Als unverzichtbares Dichtungsmaterial in der modernen Industrie und im Baugewerbe wird die Leistungsfähigkeit von Gummidichtbändern maßgeblich durch ihre chemische Zusammensetzung bestimmt. Zu den Hauptfunktionen von Gummidichtungsstreifen gehören Wasserdichtigkeit, Staubdichtigkeit, Schalldämmung, Vibrationsdämpfung und Wetterschutz. Diese Funktionen beruhen auf der synergistischen Wirkung der Gummimatrix und ihrer Additive. In diesem Artikel werden die wichtigsten chemischen Bestandteile von Gummidichtstreifen und deren Einfluss auf die Materialeigenschaften im Detail untersucht.
I. Gummimatrix: Die Kernkomponente von Elastomeren
Der Kernbestandteil von Gummidichtbändern ist die Gummimatrix, typischerweise aus Naturkautschuk (NR) oder Synthesekautschuk. Naturkautschuk, der aus dem Latex von Kautschukbäumen gewonnen wird, weist eine hervorragende Elastizität und Flexibilität auf, seine Alterungs- und Chemikalienbeständigkeit ist jedoch relativ gering.
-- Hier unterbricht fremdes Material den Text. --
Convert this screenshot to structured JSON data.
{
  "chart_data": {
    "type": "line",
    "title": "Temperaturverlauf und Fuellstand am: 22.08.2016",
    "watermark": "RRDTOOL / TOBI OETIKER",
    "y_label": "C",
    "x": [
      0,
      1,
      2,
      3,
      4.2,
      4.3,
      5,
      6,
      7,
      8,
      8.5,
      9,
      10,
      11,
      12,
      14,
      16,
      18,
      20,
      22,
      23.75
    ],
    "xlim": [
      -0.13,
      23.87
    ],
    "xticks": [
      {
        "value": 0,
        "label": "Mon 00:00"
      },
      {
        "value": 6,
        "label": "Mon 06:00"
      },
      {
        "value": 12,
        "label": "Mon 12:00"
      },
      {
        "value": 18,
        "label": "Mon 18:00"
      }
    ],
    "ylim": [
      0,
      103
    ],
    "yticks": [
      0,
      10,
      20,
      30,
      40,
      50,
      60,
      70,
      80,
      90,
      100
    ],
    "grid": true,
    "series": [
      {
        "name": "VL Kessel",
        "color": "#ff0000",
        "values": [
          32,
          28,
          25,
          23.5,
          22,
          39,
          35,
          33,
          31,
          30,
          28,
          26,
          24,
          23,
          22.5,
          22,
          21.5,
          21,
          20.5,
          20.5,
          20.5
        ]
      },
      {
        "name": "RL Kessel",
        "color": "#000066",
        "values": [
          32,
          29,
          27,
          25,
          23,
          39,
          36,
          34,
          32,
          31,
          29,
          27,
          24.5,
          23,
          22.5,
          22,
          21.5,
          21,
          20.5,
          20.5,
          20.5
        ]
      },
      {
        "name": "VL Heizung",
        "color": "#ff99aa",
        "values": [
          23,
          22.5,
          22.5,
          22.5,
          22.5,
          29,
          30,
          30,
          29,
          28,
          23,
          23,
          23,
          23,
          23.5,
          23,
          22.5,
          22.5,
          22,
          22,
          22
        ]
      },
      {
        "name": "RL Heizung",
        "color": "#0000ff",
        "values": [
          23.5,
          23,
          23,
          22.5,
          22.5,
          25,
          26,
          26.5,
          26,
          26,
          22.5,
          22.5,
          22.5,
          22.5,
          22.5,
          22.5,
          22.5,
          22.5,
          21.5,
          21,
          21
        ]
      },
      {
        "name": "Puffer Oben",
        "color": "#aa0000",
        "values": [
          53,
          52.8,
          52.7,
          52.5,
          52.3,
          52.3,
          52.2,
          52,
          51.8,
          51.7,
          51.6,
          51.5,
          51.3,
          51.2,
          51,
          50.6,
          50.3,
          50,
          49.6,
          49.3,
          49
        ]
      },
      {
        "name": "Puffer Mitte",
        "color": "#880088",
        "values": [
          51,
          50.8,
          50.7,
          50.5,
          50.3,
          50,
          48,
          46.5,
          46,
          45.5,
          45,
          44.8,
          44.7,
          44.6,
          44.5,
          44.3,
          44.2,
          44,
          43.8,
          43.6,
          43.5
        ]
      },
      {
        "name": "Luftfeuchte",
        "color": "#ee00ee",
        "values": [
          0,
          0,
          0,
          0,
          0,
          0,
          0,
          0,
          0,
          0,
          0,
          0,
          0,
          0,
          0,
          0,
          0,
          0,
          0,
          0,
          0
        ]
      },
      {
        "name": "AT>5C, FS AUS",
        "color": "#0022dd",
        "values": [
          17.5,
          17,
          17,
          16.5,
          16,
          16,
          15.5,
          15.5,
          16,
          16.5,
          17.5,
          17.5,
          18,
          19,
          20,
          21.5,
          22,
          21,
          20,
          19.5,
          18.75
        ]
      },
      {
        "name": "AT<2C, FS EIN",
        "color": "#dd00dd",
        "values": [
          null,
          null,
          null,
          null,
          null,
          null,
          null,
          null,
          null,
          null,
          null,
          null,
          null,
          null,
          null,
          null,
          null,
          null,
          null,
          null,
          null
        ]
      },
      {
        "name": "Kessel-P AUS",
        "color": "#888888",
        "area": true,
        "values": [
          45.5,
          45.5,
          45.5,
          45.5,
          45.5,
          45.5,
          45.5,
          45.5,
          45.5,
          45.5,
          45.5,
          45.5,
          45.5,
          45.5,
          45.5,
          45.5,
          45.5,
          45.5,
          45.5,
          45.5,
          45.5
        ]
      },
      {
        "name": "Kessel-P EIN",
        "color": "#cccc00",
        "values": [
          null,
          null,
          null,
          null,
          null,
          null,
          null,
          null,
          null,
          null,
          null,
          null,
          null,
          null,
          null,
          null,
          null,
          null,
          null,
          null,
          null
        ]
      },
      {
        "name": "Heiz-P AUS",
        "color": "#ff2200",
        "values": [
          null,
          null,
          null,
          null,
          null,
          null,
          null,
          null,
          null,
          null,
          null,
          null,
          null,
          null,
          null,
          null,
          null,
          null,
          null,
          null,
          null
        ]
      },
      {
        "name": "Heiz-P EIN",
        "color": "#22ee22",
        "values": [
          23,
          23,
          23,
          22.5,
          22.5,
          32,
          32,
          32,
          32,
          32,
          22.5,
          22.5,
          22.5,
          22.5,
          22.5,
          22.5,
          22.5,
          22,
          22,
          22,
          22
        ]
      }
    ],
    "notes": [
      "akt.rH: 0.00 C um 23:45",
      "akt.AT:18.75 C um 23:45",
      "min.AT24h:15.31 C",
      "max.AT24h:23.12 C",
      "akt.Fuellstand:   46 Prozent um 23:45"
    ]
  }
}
Daher sind synthetische Kautschuke in vielen industriellen Anwendungen häufiger anzutreffen. Dazu gehören Folgendes:
1. Nitril-Butadienkautschuk (NBR): Hergestellt aus einem Copolymer aus Butadien und Acrylnitril, bietet es eine hervorragende Öl- und Lösungsmittelbeständigkeit und eignet sich für den Einsatz in stark ölhaltigen Umgebungen wie Motorräumen von Kraftfahrzeugen und Industrieanlagen.
2.Ethylen-Propylen-Dien-Monomer (EPDM): Hergestellt aus einem Copolymer aus Ethylen, Propylen und einer kleinen Menge nicht-konjugierter Diene, bietet es außergewöhnliche Wetterbeständigkeit, Ozonbeständigkeit und Hitzebeständigkeit und wird daher häufig in Tür- und Fensterdichtungen sowie in Außengeräten verwendet.
3. Silikonkautschuk (VMQ): Mit einer Silizium-{1}}Sauerstoffbindung als Rückgrat bietet es eine ausgezeichnete Hochtemperaturbeständigkeit (bis zu 200 Grad und mehr) und Niedertemperaturbeständigkeit (bis zu -60 Grad) und eignet sich daher für Dichtungsanwendungen in Hochtemperaturumgebungen oder extremen Klimazonen.
4.Chloroprenkautschuk (CR): Mit ausgezeichneter Ölbeständigkeit, Alterungsbeständigkeit und Flammhemmung wird es häufig in Automobil-Dichtungsstreifen und industriellen Schutzanwendungen verwendet.
Die Wahl unterschiedlicher Gummibasen wirkt sich direkt auf die Haltbarkeit, Elastizität und Umweltverträglichkeit des Dichtungsbandes aus, daher muss die Rezeptur auf den konkreten Anwendungsfall hin optimiert werden.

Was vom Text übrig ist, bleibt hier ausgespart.